Unsaturated fatty acid-mediated decreases in sterol regulatory element-mediated gene transcription are linked to cellular sphingolipid metabolism.

A major physiological feedback mechanism of cholesterol in transcription of a number of lipid metabolism-related genes is mediated by sterol regulatory elements (SREs) and their binding proteins (SREBPs). Polyunsaturated free fatty acids alone, as well as synergistically with sterols, decrease SRE-mediated gene expression up to 80% in a dose-dependent manner by decreasing levels of the active transcription factor SREBP. We investigated potential mechanisms for this effect. We hypothesized that free fatty acids reduce SREBP-mediated gene transcription by increasing intracellular cholesterol content through the hydrolysis of cellular sphingomyelin, which has a high affinity for free cholesterol. We also questioned whether the lipid second messenger ceramide, a product of sphingomyelin hydrolysis, can decrease SRE-mediated gene transcription.
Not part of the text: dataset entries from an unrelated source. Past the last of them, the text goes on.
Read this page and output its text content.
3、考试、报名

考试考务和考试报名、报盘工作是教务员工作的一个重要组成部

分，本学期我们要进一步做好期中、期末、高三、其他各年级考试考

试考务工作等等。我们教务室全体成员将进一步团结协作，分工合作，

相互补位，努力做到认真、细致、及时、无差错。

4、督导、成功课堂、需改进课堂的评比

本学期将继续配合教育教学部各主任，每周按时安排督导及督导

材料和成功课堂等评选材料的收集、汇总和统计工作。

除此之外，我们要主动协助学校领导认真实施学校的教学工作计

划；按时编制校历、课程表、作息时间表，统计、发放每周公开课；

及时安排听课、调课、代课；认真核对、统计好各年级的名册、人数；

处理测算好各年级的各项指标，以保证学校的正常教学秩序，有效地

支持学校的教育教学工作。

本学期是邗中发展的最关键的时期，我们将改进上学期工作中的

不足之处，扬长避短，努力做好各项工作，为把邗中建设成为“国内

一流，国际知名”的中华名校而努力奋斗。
First we investigated the effect of fatty acids on sphingomyelin hydrolysis. Incubation of [(3)H]choline-labeled cells with unsaturated (but not saturated) fatty acids induced hydrolysis of [(3)H]choline-labeled sphingomyelin. Also, incubation of cell extracts from fatty acid-treated cells with [(3)H]sphingomyelin increased generation of [(3)H]ceramide compared with control cells in vitro. We found that addition of ceramide analogs alone and additively with fatty acids decreased SRE expression and that ceramide analogs reduced levels of the transcriptionally active forms of SREBP-1 and SREBP-2. Increasing intracellular ceramide levels by exogenous sphingomyelinase or inhibition of ceramidase decreased SRE-mediated gene expression. None of the above conditions induced apoptosis. Incubation with U18666A, a compound that inhibits intracellular cholesterol movement, increased SRE-mediated gene transcription. C(2)-ceramide abrogated the effect of U18666A on SRE-mediated gene transcription, suggesting cholesterol-independent regulation of SREBP. We provide evidence that sphingomyelin hydrolysis and intermediates of sphingomyelin metabolism (in addition to cholesterol and fatty acids) contribute to regulation of SRE-mediated gene transcription.